Разработка и внедрение Application Guard были ориентированы на корпоративные сценарии защиты конечных точек и обеспечение дополнительного уровня защиты для браузеров и офисных приложений. Функция интегрируется с политиками управления и средствами централизованного администрирования, позволяя организациям настраивать правила изоляции, управлять доверенными сайтами и контролировать обмен данными между контейнером и хост‑средой. В реализации используются механизмы аппаратной виртуализации и ограниченные интерфейсы обмена, чтобы минимизировать поверхность атаки и предотвратить распространение вредоносного кода вне контейнера.
- Виртуальная изоляция: запуск браузеров и приложений внутри лёгких Hyper‑V контейнеров для физического разделения процессов и данных от основной ОС.
- Изоляция веб‑контента: автоматическое или по политике направление трафика от недоверенных сайтов в защищённую среду.
- Ограниченные каналы обмена: контроль над копированием, вставкой, скачиванием и доступом к файловой системе между контейнером и хостом для предотвращения утечек и распространения угроз.

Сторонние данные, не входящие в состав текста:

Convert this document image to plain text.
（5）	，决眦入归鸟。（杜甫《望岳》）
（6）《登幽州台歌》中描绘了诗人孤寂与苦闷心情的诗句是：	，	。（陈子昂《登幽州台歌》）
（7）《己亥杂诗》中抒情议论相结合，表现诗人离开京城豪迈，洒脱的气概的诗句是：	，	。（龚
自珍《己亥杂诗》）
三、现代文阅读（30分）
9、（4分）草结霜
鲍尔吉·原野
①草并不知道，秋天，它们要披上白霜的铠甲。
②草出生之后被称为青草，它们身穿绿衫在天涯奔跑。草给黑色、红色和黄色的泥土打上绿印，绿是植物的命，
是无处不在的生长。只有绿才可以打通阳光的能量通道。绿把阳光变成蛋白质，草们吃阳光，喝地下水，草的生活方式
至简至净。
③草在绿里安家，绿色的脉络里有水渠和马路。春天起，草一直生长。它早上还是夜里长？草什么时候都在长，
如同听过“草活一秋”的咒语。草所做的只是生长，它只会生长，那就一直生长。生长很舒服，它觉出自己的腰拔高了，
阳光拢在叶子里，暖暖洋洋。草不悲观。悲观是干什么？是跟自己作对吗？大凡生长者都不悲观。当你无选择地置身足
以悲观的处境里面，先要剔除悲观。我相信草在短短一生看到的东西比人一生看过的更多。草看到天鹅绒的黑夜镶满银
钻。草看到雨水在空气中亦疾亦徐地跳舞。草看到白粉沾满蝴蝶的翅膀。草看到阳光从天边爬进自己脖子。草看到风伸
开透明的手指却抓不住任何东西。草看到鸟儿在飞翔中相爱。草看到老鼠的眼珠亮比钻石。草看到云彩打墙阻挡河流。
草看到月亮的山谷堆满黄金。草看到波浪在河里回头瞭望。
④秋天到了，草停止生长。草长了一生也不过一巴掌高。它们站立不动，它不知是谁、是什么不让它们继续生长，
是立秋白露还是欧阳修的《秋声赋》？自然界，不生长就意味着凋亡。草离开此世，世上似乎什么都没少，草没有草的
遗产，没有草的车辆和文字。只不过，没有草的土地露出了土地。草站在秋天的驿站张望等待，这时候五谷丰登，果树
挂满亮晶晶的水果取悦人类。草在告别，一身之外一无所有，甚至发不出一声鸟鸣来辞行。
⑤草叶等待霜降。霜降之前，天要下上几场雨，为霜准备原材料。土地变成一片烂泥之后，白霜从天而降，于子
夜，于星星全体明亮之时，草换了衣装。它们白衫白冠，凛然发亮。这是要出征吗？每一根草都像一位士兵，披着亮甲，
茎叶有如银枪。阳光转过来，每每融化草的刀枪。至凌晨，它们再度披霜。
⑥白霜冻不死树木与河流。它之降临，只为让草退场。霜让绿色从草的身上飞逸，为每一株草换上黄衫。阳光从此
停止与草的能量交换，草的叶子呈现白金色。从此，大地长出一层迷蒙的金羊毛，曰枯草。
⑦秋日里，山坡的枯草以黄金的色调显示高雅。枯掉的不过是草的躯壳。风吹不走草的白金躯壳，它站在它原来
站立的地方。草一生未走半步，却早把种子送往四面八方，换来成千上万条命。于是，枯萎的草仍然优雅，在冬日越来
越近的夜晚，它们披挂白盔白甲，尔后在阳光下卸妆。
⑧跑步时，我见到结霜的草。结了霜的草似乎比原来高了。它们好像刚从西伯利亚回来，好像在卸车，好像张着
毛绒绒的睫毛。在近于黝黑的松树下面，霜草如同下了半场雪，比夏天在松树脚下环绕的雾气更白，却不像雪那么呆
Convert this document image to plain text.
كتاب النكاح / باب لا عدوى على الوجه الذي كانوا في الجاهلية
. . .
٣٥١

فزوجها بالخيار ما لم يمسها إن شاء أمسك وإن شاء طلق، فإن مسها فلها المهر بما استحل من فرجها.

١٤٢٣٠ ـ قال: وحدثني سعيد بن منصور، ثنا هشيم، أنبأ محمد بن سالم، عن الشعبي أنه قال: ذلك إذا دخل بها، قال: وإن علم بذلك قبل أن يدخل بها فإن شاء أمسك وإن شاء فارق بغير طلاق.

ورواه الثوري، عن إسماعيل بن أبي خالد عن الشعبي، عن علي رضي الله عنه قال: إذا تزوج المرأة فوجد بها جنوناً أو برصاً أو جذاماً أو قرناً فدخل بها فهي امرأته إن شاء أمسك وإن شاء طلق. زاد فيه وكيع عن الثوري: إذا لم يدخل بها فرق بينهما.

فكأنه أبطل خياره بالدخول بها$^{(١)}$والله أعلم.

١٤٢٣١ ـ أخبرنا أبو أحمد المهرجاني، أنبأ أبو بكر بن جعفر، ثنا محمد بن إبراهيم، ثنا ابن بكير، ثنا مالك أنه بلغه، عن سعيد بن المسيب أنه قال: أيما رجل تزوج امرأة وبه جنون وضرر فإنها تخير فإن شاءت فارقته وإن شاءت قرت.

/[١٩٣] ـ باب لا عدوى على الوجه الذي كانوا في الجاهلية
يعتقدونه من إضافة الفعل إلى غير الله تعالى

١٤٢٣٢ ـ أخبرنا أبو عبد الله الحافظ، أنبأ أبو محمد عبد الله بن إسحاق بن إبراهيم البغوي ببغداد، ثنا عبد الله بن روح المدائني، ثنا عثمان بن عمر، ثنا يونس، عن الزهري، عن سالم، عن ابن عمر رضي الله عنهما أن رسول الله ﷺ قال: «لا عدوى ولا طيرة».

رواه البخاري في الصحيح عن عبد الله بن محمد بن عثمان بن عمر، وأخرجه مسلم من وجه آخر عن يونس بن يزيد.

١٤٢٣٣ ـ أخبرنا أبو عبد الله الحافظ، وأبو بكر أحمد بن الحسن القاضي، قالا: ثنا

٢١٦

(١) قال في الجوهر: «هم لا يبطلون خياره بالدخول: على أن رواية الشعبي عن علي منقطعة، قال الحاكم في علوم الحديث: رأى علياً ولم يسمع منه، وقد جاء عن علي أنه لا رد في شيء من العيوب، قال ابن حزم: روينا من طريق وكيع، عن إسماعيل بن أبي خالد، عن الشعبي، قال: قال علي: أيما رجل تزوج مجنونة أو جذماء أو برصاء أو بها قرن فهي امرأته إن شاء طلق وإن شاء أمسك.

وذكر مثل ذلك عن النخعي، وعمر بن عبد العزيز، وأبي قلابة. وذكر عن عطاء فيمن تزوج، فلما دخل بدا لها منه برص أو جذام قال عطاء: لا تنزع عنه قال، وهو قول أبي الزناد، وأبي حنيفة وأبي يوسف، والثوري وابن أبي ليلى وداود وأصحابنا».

- Интеграция с корпоративной политикой: поддержка централизованных настроек через групповые политики и решения для управления устройствами, позволяющая адаптировать поведение к требованиям организации.
- Совместимость с браузерами и приложениями: поддержка изоляции для совместимых браузеров и некоторых офисных сценариев для защиты от эксплойтов и вредоносных вложений.
- Минимизация воздействия на производительность: оптимизированные контейнеры и динамическое управление ресурсами для снижения нагрузки на систему при одновременном сохранении уровня защиты.
- Логирование и аудит: возможности для сбора событий и состояния изоляции в системах учёта и мониторинга безопасности для анализа инцидентов.
- Гибкая политика доверия: возможность определения списков доверенных сайтов и исключений, чтобы балансировать между безопасностью и удобством использования.